Objective   Star sensor realizes high-precision star vector measurement or inertial attitude measurement by observing stars, which has the characteristics of high accuracy, strong anti-interference and good concealment performance. Conventional star sensors are mainly used for visible light detection. Due to the influence of sky background radiation, the star detection function can only be realized at night or outside the atmosphere. In order to meet the needs of aircraft, hot air balloons and other near-space carriers to fix the attitude and positioning under all-weather conditions, and to solve the problem of all-time star measurement by star sensors at near-space heights of 6-20 km. Aiming at the problems of small and medium field of view star sensors under all-time conditions that require multiple star observation measurements, tracking axis error has a great impact on accuracy, and large volume and weight, an optical system for all-time star measurement with large field of view at near space heights is designed.

  Methods   The star sensor with large field of view optical system can obtain the result of multiple star observations of the star sensor with small field, eliminating the complex tracking axis system, and has great advantages in the accuracy of star measurement, volume and weight, service life, maintainability, and reliability. When designing the optical system, it is necessary to consider the requirements of the star sensor for lightness, miniaturization and wide temperature. According to the working principle and detection ability of the star sensor, the working band of the optical system is analyzed through the atmospheric transmittance and sky background radiation at different heights.

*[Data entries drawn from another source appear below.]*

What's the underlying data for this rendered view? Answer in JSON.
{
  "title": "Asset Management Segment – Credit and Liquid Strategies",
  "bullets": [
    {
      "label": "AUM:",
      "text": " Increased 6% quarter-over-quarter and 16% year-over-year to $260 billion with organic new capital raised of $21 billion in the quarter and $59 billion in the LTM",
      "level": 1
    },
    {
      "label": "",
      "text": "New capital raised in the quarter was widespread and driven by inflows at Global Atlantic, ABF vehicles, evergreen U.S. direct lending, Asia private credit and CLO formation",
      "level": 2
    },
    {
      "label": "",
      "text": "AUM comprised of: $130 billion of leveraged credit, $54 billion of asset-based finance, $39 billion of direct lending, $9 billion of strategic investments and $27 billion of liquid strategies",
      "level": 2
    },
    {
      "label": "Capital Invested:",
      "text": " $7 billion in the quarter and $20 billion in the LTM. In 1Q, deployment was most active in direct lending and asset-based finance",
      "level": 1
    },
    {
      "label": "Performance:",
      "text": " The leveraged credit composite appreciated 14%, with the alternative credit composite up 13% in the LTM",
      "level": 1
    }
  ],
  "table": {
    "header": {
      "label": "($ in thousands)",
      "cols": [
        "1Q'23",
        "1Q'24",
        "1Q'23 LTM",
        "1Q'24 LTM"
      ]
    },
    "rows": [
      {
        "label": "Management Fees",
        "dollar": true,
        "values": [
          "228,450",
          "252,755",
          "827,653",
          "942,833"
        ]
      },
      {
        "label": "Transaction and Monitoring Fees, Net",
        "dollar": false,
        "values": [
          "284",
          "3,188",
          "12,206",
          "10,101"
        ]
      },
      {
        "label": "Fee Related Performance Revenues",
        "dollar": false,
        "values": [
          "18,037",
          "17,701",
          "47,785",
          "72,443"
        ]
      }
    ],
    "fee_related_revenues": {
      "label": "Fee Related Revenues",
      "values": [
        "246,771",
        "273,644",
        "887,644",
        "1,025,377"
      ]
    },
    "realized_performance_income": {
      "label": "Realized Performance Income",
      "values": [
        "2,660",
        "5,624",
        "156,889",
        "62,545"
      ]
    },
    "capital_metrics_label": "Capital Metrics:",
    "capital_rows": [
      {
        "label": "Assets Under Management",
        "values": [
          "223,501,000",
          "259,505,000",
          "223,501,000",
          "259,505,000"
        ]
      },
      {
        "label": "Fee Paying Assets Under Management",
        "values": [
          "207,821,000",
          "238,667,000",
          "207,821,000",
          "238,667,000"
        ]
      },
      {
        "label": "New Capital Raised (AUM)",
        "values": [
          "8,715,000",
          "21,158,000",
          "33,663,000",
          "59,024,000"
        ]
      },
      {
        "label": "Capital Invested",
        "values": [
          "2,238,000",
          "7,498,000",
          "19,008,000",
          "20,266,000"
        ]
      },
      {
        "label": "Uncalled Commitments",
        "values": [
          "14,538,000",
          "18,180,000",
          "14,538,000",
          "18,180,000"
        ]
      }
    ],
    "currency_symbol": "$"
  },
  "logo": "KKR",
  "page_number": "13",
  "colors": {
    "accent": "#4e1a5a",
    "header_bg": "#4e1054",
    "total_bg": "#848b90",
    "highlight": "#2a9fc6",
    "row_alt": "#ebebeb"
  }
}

The aperture, focal length and field of view of the optical system were analyzed through the star band, number of stars, average number of detected stars, detection probability and detector characteristics, and the working band, F/#, focal length and field of the optical system was clarified. Utilizing achromatic and athermal design, N-LASF31, N-KZFS11/N-PK51, N-LAF2, N-SF66, N-LASF31, N-LASF31, N-LAK8 and other materials are used to realize a transmissive optical system with large field of view and large relative aperture transmission that can adapt to high and low temperature environments.

  Results and Discussions   In this paper, the design of a wide-spectrum, large field of view, and large relative aperture all-time athermalized star sensor lens is realized. The structure, the transfer function under different temperature conditions, the vertical axis chromatic aberration, the spot diagram and the distortion diagram of the optical system were analyzed, and all of them met the requirements. A star sensor prototype was built to test the optical system, and the daytime test imaging star was analyzed. The daytime multi-star detection was realized at an altitude of 3 100 m, and the 2 Mv star in the H-band could be stably detected one hour before the sun set.

  Conclusions   The test results show that the all-weather star sensor optical system can meet the all-weather multi-star measurement requirements of the wide-field star sensor. The optical system can be adapted to a large target surface star measuring camera to increase the field of view, further increase the number of daytime star measurement, and lower the working altitude of the star sensor. The large field of view all-weather star sensor using this optical system weighs only 1.25 kg. Compared with the all-time star sensor with a small field of view, which weighs more than 10 kg, it has a greater advantage in fitability, which will have positive significance in promoting the application of all-time star sensor technology to the near space field.